We all know it’s inevitable, insofar as we all want to fund our favorite programs, whether that be military spending or the social safety net. But the continual threat of not raising the debt when we all benefit does no one any good.

Senate Minority Leader Mitch McConnell, R-Ky., is the latest fiscal bomb thrower, declaring Republicans will not support raising the debt limit. Doing so requires 60 votes in the chamber, meaning 10 Republicans would have to sign on.

The House passed the measure Tuesday evening on a party-line vote. The Senate figures to be a more difficult hurdle,

McConnell says he objects to the proposed $3.5 trillion in spending Democrats have put forth in their larger plan, though many Republicans signed onto the $1 trillion bipartisan infrastructure bill that is now with the House. We should remember the COVID relief package that Republicans supported late last year added $900 billion in spending.

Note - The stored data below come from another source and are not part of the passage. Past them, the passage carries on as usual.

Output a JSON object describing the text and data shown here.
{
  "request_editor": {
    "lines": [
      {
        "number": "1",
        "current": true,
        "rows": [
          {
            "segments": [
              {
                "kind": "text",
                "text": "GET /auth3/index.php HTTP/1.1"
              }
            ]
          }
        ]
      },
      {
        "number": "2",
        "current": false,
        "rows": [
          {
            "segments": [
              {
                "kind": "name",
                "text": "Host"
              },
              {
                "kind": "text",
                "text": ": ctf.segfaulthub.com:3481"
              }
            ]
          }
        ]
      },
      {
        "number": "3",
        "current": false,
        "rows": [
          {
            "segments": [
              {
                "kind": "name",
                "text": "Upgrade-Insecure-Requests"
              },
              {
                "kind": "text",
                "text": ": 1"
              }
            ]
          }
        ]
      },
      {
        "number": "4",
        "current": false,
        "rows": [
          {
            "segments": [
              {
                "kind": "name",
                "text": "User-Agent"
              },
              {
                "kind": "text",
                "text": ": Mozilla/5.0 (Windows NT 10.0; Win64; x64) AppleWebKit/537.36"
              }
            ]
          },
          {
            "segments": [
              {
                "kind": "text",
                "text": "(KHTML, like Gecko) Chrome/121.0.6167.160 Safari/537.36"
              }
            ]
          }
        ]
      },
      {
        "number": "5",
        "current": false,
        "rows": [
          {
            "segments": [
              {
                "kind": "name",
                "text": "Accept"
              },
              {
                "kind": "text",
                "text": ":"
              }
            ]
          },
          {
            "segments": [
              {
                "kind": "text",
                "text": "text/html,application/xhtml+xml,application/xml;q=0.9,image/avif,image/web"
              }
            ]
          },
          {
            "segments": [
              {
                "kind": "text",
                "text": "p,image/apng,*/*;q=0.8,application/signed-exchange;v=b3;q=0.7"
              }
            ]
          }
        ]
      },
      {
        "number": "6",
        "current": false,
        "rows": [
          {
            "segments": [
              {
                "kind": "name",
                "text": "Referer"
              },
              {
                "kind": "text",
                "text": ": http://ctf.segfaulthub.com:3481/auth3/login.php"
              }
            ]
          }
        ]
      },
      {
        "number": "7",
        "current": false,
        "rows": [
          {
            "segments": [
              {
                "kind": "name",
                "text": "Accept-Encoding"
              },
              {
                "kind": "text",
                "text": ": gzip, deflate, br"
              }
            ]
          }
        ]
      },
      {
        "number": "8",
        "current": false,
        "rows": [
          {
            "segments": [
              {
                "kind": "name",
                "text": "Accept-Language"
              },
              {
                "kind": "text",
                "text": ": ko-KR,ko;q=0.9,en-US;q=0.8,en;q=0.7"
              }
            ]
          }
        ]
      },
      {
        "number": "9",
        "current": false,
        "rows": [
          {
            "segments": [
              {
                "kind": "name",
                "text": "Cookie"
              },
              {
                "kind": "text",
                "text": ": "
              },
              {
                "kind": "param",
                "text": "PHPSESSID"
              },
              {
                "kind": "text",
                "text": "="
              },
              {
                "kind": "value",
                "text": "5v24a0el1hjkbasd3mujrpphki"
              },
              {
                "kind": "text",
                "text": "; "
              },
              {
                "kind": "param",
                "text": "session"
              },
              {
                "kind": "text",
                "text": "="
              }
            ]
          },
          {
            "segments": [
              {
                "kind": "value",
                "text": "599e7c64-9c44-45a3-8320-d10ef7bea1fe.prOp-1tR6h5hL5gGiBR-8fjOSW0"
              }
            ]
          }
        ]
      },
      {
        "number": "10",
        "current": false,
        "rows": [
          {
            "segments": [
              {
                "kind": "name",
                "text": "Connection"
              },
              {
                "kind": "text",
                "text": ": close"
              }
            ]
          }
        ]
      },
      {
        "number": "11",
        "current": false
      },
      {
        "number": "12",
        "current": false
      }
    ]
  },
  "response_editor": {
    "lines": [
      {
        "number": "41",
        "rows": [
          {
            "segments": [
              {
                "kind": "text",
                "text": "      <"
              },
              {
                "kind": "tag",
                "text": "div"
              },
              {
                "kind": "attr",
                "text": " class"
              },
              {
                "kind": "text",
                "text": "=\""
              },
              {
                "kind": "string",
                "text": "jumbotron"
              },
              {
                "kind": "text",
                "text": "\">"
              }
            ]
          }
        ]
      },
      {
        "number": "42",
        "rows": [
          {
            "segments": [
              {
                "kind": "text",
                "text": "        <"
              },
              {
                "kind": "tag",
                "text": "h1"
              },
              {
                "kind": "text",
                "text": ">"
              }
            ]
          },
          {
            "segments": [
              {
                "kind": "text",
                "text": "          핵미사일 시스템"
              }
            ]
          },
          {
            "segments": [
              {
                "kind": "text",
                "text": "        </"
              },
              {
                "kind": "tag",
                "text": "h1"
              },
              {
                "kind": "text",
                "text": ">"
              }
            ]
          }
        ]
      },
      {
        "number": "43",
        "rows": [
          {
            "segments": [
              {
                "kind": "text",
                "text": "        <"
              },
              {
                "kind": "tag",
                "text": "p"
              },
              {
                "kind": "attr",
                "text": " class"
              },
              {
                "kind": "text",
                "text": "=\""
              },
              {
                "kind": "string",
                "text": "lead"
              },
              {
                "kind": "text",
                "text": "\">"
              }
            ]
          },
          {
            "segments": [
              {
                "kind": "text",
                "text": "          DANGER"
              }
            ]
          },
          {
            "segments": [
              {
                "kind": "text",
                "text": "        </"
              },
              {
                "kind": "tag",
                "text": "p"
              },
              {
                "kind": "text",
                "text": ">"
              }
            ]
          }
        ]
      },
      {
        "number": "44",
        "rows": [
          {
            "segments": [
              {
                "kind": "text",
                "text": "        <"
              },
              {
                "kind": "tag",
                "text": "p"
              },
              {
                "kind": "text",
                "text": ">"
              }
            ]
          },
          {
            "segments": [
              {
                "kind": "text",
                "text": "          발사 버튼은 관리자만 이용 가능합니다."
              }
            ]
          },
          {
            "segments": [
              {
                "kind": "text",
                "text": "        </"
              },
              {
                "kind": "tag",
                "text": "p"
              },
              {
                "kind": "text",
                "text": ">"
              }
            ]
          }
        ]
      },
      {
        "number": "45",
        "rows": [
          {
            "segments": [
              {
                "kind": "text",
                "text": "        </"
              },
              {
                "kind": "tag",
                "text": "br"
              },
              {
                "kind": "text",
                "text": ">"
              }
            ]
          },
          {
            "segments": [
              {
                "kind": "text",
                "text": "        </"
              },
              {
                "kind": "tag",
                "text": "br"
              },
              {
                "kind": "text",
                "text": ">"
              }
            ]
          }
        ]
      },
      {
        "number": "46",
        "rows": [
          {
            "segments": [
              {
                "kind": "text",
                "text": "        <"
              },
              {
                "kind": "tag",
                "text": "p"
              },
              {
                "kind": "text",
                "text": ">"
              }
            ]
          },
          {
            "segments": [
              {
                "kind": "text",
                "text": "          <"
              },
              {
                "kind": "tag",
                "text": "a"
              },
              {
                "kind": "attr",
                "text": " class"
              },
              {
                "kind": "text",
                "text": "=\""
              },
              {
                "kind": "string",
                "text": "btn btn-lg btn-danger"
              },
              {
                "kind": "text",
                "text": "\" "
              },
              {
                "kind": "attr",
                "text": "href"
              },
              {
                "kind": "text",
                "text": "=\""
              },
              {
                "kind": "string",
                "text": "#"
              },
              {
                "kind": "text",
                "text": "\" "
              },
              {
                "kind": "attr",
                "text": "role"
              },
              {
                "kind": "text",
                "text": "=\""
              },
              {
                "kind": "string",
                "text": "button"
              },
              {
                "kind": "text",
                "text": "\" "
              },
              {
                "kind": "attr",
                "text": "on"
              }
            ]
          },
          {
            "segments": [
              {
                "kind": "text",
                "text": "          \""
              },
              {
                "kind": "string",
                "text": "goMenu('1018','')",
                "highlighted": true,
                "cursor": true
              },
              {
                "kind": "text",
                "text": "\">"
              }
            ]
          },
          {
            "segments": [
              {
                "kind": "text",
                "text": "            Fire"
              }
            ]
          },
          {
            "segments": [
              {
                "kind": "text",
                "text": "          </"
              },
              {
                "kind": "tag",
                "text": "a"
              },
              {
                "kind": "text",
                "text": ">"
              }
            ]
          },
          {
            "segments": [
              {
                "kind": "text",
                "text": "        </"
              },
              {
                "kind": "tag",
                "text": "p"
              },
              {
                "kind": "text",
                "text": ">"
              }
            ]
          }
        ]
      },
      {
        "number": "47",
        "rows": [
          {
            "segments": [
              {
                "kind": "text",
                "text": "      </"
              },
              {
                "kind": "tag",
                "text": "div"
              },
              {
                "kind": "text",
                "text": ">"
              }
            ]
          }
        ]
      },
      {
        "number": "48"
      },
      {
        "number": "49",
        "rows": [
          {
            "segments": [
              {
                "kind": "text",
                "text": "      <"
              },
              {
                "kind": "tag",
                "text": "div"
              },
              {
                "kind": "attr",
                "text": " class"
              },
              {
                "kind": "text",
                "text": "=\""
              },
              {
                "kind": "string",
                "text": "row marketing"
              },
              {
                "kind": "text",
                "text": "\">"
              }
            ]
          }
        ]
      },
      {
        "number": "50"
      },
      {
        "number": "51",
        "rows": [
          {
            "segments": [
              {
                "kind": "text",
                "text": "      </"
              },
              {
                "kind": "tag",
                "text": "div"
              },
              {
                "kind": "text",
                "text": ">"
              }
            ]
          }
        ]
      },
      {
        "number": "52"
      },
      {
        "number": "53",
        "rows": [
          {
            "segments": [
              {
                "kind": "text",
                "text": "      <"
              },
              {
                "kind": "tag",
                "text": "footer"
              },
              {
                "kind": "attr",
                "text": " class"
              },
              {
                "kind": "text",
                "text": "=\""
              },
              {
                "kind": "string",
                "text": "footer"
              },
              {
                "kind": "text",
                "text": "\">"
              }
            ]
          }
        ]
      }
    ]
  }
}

And while Republicans did not support the $1.9 trillion COVID relief bill congressional Democrats and President Joe Biden supported earlier this year that sent relief to working families, they passed a $1.5 trillion tax bill that provided generous tax breaks to corporations and the wealthy in 2017.

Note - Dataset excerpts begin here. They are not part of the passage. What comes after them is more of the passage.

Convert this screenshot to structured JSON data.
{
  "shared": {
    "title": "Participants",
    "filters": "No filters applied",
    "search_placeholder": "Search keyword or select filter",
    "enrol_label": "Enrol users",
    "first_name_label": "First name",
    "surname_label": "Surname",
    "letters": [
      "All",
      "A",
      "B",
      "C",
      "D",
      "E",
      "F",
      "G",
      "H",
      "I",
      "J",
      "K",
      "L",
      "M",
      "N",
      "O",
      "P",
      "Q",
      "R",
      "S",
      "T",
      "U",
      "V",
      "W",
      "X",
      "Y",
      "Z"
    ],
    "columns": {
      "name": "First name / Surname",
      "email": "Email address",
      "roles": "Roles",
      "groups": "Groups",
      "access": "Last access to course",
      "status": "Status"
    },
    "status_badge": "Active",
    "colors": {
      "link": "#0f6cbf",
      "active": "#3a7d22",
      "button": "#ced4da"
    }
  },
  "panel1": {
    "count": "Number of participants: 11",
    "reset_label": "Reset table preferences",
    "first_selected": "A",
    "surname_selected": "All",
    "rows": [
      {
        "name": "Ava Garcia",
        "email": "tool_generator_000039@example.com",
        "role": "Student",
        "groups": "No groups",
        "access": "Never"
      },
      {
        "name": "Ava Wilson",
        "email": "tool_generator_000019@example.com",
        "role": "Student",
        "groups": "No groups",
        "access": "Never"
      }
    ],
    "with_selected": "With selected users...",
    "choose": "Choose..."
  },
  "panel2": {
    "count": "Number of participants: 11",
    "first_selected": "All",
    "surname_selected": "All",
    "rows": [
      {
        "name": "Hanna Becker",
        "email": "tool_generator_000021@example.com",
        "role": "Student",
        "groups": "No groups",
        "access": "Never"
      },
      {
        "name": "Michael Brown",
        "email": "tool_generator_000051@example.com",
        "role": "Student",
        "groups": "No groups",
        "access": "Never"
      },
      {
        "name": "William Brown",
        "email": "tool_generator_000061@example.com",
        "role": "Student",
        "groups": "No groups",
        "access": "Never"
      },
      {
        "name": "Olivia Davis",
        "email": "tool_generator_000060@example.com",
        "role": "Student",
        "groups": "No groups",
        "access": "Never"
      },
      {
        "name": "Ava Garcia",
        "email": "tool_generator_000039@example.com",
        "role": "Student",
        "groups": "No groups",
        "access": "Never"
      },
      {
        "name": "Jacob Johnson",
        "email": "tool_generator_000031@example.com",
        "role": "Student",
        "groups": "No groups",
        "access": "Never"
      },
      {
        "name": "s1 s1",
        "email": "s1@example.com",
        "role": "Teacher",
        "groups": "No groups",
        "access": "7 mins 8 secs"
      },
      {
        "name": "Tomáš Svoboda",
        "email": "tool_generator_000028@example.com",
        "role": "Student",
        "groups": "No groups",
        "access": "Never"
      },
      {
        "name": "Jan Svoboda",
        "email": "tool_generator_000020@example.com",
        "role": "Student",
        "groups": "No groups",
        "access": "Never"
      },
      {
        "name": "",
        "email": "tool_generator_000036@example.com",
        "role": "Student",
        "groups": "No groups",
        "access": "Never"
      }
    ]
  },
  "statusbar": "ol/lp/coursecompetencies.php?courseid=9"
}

So let’s just call “excessive” spending even with both parties.

Democrats have now put forth a bill that keeps government spending at current levels through the end of the year, provides some hurricane relief and extends the debt ceiling. It’s a reasonable approach, similar to the approaches Republicans have taken in the past when they’ve needed support from Democrats. Democrats say they expect some Republicans to support their effort as they have supported their counterparts in the past. That seems fair.

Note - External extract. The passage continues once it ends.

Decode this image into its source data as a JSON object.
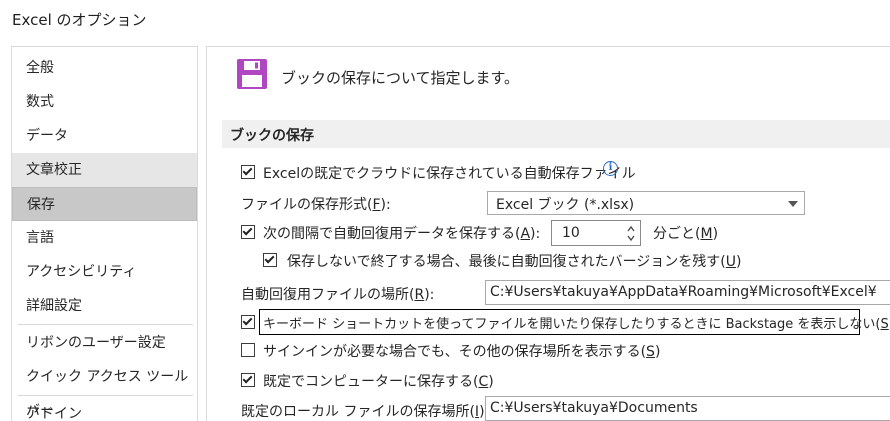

Without a debt ceiling increase, the U.S. Treasury would have to start paying U.S. debt with funds as they come in and may default on some of its obligations.

“Doing so would likely precipitate a historic financial crisis,” wrote Treasury Secretary Janet Yellen recently in The Wall Street Journal.

Approving a high debt ceiling limit should not be a partisan issue. It’s required to help the U.S. pay obligations that come from spending supported by both parties.